Styes, or eyelid abscesses, can be painful, irritating, and downright annoying. Unfortunately, if you’ve gotten one before, you are more likely to get them again. In this blog, we are sharing the most effective preventative measures you can take and what to do if they fail.
First Things First: How do Styes form?
There are several different glands in the skin of the upper and lower eyelids. Similar to the sebaceous glands of the skin, the meibomian glands are the oil-producing glands that form a liquid film that lubricates and protects the eyes. It is not uncommon for one of these glands to get clogged by dead skin cells, makeup or develop a bacterial infection that results in painful, red swelling in the eyelid, also known as a stye. Usually, styes form in one eyelid; however, like acne, it is not uncommon to have styes that affect multiple eyelids.
While anyone can get a stye, we start seeing them in patients in their late 20s. Environmental factors play a big role. Dust and allergens result in allergies that can cause inflammation in your skin and eyes. This inflammation can dehydrate the oil glands and increase the risk of them becoming clogged.
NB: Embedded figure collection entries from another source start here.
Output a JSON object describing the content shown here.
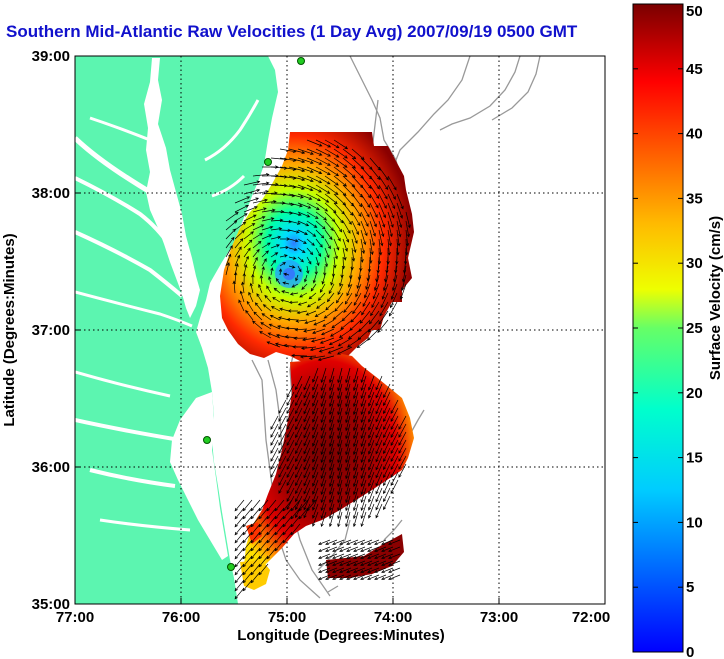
{
  "title": "Southern Mid-Atlantic Raw Velocities (1 Day Avg) 2007/09/19 0500 GMT",
  "map": {
    "xlabel": "Longitude (Degrees:Minutes)",
    "ylabel": "Latitude (Degrees:Minutes)",
    "x_ticks": [
      "77:00",
      "76:00",
      "75:00",
      "74:00",
      "73:00",
      "72:00"
    ],
    "y_ticks": [
      "39:00",
      "38:00",
      "37:00",
      "36:00",
      "35:00"
    ],
    "land_color": "#5cf5b0",
    "grid": "dotted"
  },
  "colorbar": {
    "label": "Surface Velocity (cm/s)",
    "ticks": [
      "50",
      "45",
      "40",
      "35",
      "30",
      "25",
      "20",
      "15",
      "10",
      "5",
      "0"
    ],
    "range": [
      0,
      50
    ],
    "colormap": "jet"
  }
}
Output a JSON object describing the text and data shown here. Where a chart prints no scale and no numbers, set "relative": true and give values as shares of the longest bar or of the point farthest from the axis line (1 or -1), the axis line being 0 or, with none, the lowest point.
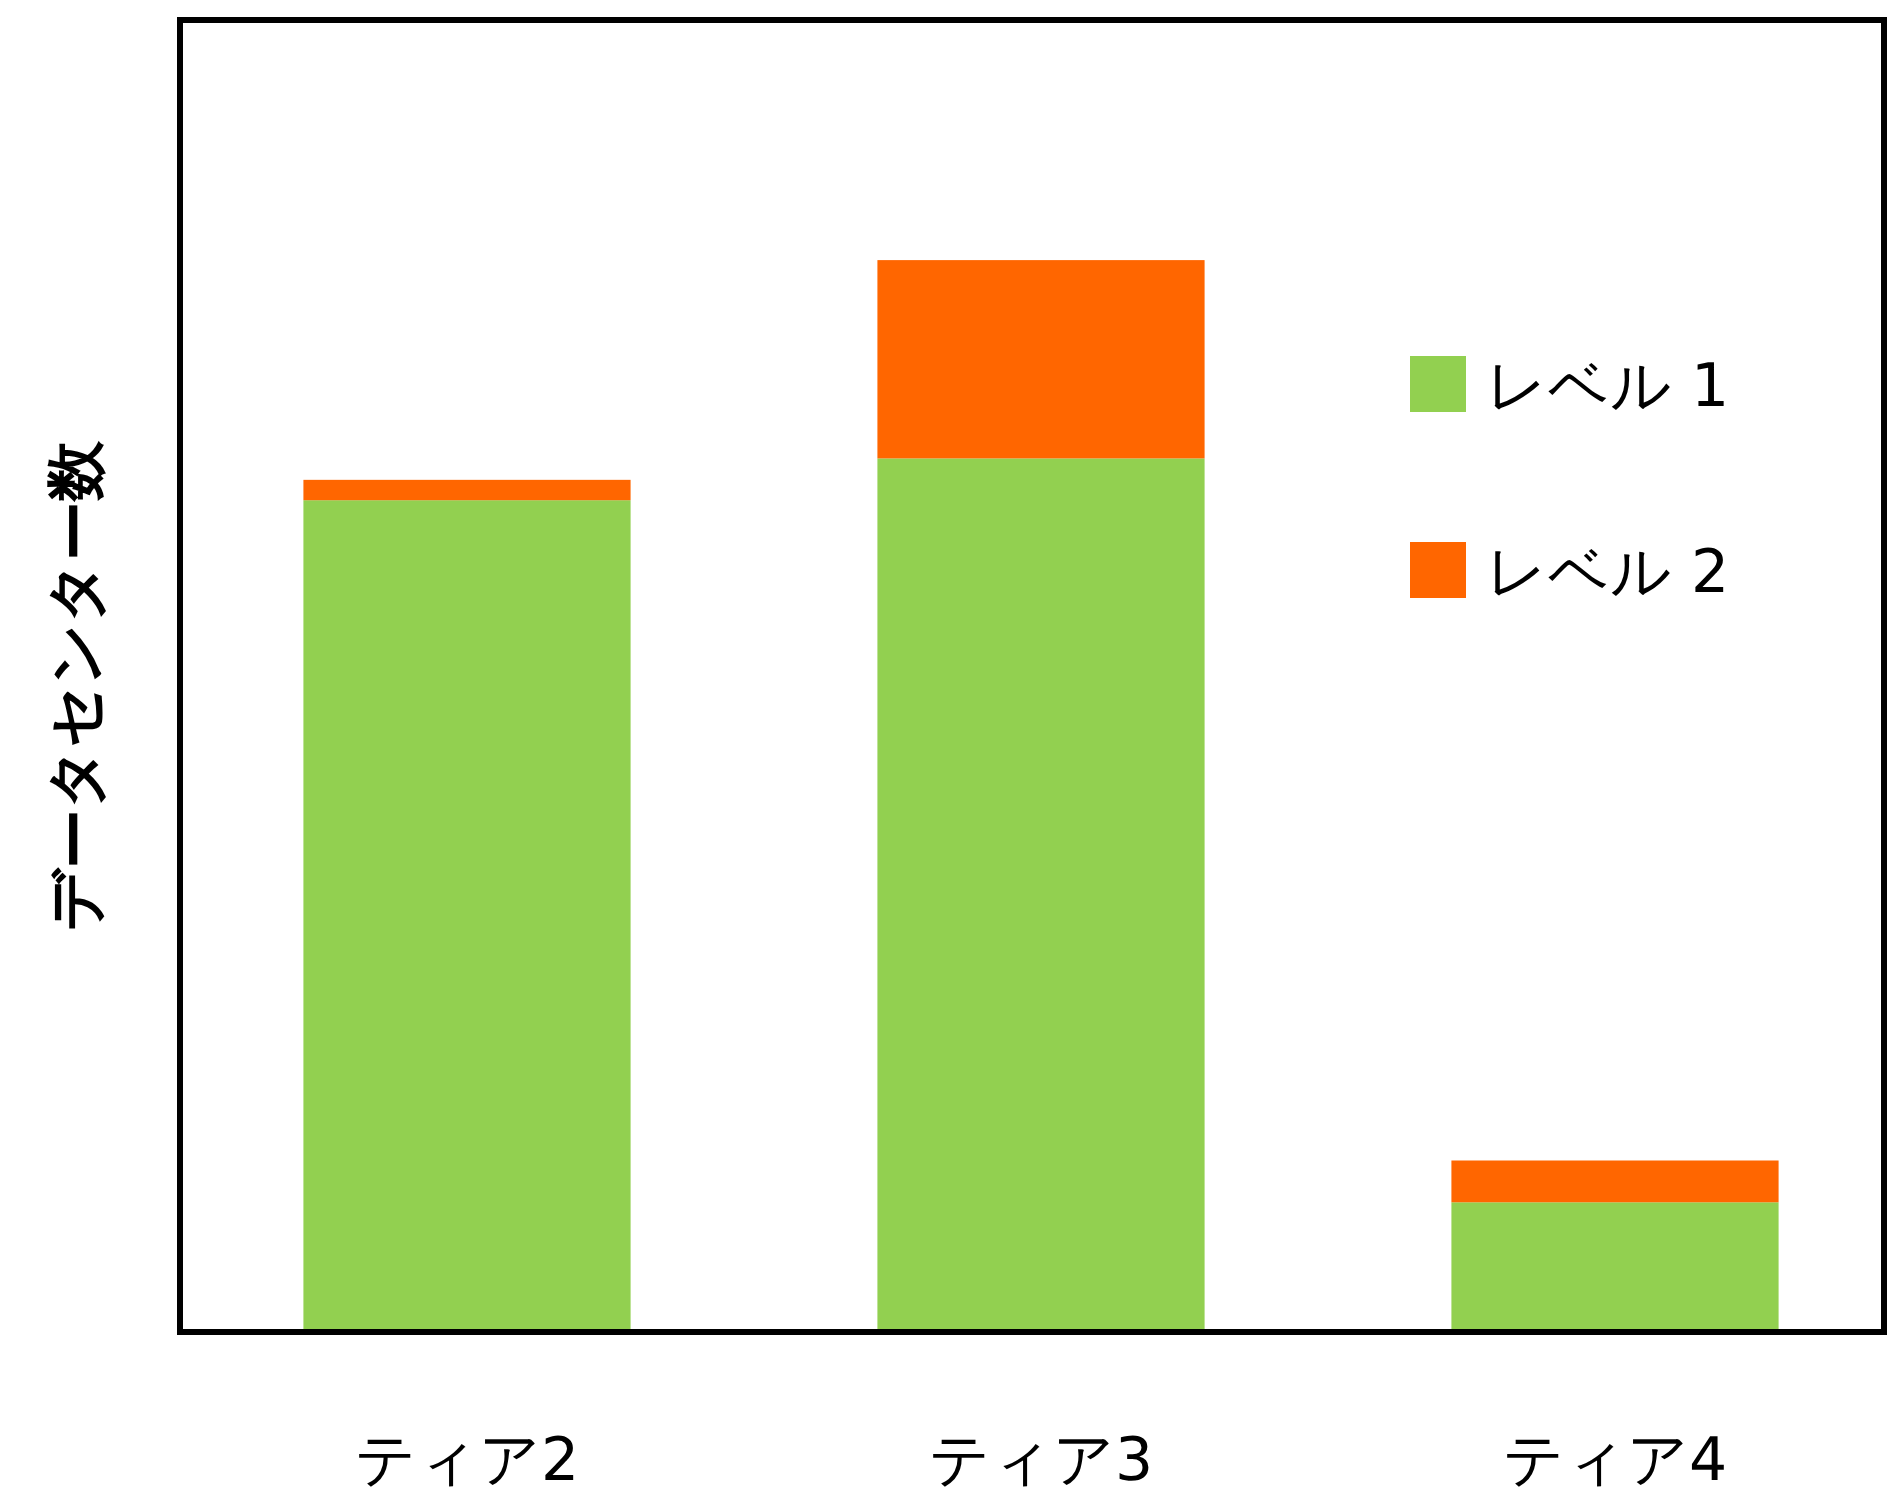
{
  "chart_data": {
    "type": "bar",
    "ylabel": "データセンター数",
    "categories": [
      "ティア2",
      "ティア3",
      "ティア4"
    ],
    "stacked": true,
    "relative": true,
    "legend": "top right",
    "grid": false,
    "series": [
      {
        "name": "レベル 1",
        "color": "#92d050",
        "values": [
          0.776,
          0.815,
          0.121
        ]
      },
      {
        "name": "レベル 2",
        "color": "#ff6600",
        "values": [
          0.019,
          0.185,
          0.039
        ]
      }
    ]
  }
}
There is also research to suggest that sleep deprivation, stress, or inflammatory diets can all also contribute to the formation of a stye.
How Do I keep from Getting Another Stye?
Once you’ve had a stye, you are more likely to get another one. However, there are some precautions you can take to prevent stye formation. Your first line of defense is cleanliness. Clean your eyelids when you are in the shower using a mild soap like Cetaphil gentle cleanser or Dial complete moisturizing hand soap. Always remove eye makeup before you go to bed. Avoiding inflammatory foods: Dairy, Peanuts, Soy, Gluten, High Glycemic Index
Getting ample sleep, eating well, and stress reduction techniques can all also help to keep you from getting another stye. Finally, if you are prone to getting styes, applying a warm compress each morning for 10 min after cleaning your face and eyes may keep your glands from clogging.
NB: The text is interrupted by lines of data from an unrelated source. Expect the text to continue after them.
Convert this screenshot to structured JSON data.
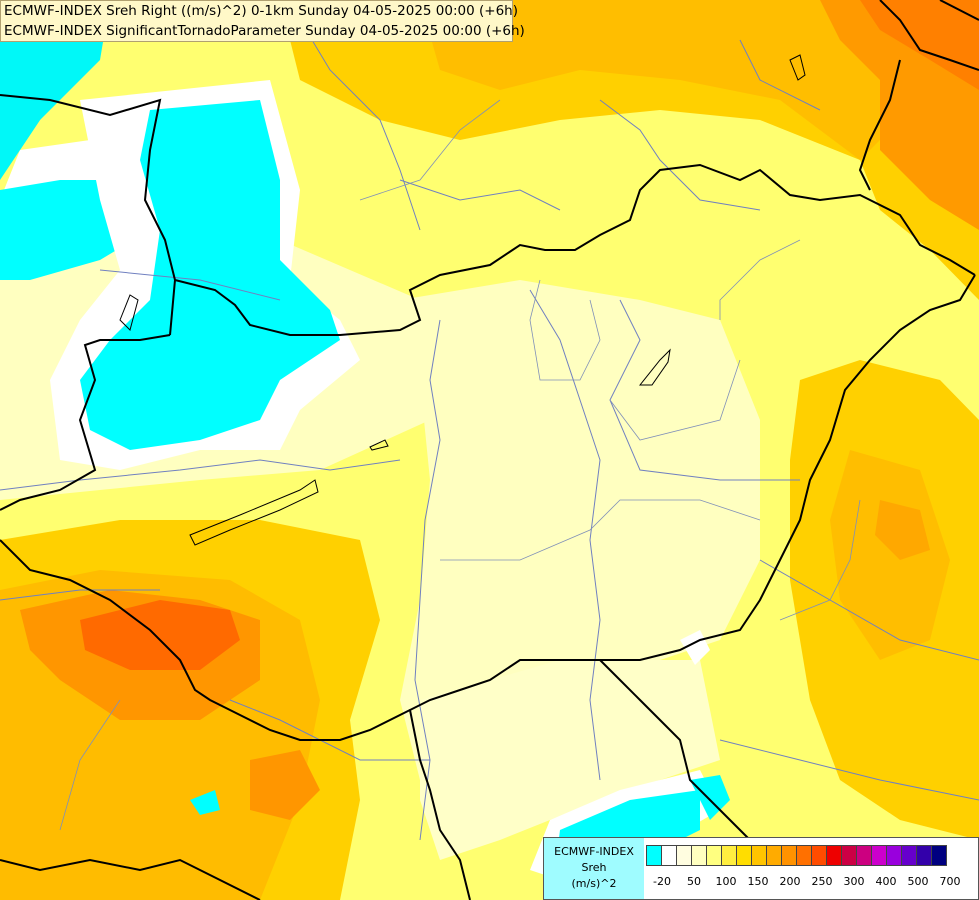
{
  "title": {
    "line1": "ECMWF-INDEX Sreh Right ((m/s)^2) 0-1km Sunday 04-05-2025 00:00 (+6h)",
    "line2": "ECMWF-INDEX SignificantTornadoParameter Sunday 04-05-2025 00:00 (+6h)"
  },
  "legend": {
    "source": "ECMWF-INDEX",
    "variable": "Sreh",
    "unit": "(m/s)^2",
    "ticks": [
      "-20",
      "50",
      "100",
      "150",
      "200",
      "250",
      "300",
      "400",
      "500",
      "700"
    ],
    "colors": [
      "#00ffff",
      "#ffffff",
      "#fffde0",
      "#ffffc0",
      "#ffff80",
      "#ffee40",
      "#ffdd00",
      "#ffc400",
      "#ffab00",
      "#ff9200",
      "#ff7000",
      "#ff4c00",
      "#ee0000",
      "#cc0044",
      "#cc0080",
      "#cc00cc",
      "#9900dd",
      "#6600cc",
      "#3300aa",
      "#000080"
    ]
  }
}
What if I’m Doing Everything Right and I Still Get a Stye?
Most styes resolve on their own within a week with warm compresses and antibiotics. During this time, you may apply a warm compress 20 minutes 5-6x/day to help relieve pain and encourage the stye to drain.
However, if you have a stye that has persisted or is causing increasing irritation or problems with your vision, medical treatment of your stye is available. Your doctor may prescribe antibiotics, lance and drain the stye, surgically remove it, or inject anti-inflammatory medication.